Sciences et technologies émergentes : pourquoi tant de promesses ?

10 décembre 2015
9h - 10h30

  • Paris Saint-Martin/Conté
Les Matinales de l'Ifris sont organisées en partenariat avec l’Université Paris-Est (UPE), avec le soutien du Cnam.
Matinée articulée autour de l’ouvrage Sciences et technologies émergentes : pourquoi tant de promesses ?, dirigé et édité par Marc Audétat, Dominique Vinck, Gaïa Barazzetti, Gabriel Dorthe, Claude Joseph et Alain Kaufmann (Éditions Hermann).

Les technosciences (numériques, bio et nanotechnologies, neurosciences, médecine personnalisée, biologie de synthèse) sont accompagnées de promesses fabuleuses à l’attention du public et des décideurs. L’économie des promesses qui en résulte affecte le régime de financement de la recherche et la gouvernance du changement sociotechnique. Elle crée de l’engouement, soutient la compétition scientifique, attire des ressources financières et légitime d’importantes dépenses publiques.
Cet ouvrage réunissant une vingtaine d'auteurs met en évidence les cycles accélérés d’enthousiasme et de désillusion, les décalages entre horizons d’attente et les questions démocratiques qu’ils soulèvent. Fondé sur des recherches de terrain relevant de l’étude sociale des sciences et des techniques, de la philosophie et de l’histoire, il examine les formes alternatives d’organisation de la recherche, de participation citoyenne et de répartition des droits de propriété et des bénéfices, et montre qu’une forme de ralentissement des promesses, non des sciences, favoriserait l’articulation de ces dernières avec les besoins de la société.
L’ouvrage réunit des textes sur ce régime des promesses technoscientifiques.
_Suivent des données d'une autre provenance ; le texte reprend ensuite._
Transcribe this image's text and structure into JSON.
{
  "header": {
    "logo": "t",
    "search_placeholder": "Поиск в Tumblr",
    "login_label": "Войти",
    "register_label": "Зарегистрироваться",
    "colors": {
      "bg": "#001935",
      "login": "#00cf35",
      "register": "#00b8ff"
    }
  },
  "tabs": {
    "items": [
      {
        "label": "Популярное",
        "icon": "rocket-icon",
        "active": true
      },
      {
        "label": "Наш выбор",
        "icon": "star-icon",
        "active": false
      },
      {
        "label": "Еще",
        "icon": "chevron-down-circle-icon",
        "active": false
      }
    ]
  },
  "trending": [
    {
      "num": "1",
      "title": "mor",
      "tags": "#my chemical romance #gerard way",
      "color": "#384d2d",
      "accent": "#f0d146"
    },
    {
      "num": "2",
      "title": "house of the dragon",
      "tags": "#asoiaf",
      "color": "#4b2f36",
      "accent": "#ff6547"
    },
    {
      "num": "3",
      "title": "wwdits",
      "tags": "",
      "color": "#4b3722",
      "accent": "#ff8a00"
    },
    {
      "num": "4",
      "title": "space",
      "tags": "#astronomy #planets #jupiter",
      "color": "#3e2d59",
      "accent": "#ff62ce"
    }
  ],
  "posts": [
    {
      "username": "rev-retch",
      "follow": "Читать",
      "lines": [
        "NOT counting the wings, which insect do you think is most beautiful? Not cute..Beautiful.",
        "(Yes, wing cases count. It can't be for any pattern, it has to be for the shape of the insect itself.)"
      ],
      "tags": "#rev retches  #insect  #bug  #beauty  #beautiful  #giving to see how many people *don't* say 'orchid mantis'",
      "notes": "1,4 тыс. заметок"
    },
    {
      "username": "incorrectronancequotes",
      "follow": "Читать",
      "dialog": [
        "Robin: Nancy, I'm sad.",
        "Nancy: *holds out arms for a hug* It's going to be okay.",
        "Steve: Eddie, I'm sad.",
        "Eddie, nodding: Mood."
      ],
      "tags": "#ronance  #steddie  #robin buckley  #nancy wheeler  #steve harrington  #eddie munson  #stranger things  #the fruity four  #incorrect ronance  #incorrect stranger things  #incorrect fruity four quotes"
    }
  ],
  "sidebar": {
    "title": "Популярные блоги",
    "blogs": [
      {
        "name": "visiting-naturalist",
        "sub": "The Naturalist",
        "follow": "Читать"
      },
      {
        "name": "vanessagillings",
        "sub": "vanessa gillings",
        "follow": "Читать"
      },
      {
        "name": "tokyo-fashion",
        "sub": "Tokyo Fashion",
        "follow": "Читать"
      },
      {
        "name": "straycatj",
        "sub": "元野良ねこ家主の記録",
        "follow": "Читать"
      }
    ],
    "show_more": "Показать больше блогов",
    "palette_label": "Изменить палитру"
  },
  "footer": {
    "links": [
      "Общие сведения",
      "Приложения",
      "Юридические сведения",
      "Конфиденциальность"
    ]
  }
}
Après une présentation du livre par Marc Audétat, politologue, docteur ès sciences, et chercheur à l’Interface sciences, société de l’Université de Lausanne en sociologie des sciences et techniques, et Dominique Vinck, professeur à l’Université de Lausanne, le débat sera introduit par :
Sarah Aguiton, post-doctorante de l’Ifris au Centre Alexandre-Koyré, poursuit ses travaux sur l’économie politique des risques liés au changement climatique après une thèse de doctorat sur La démocratie des chimères. Gouvernement des risques et des critiques de la biologie synthétique et des travaux sur les biotechnologies et la biologie de synthèse,
Jean Foyer, chargé de recherche à l’Institut des sciences de la communication, CNRS Paris, auteur de Il était une fois la bio-révolution : nature et savoirs dans la modernité globale (Presses universitaires de France, 2010), lequel a étudié les mouvements sociaux indigènes et environnementaux, les controverses autour de la bioprospection, les OGM ou encore les nanotechnologies et les politiques publiques de conservation de l’agro-biodiversité.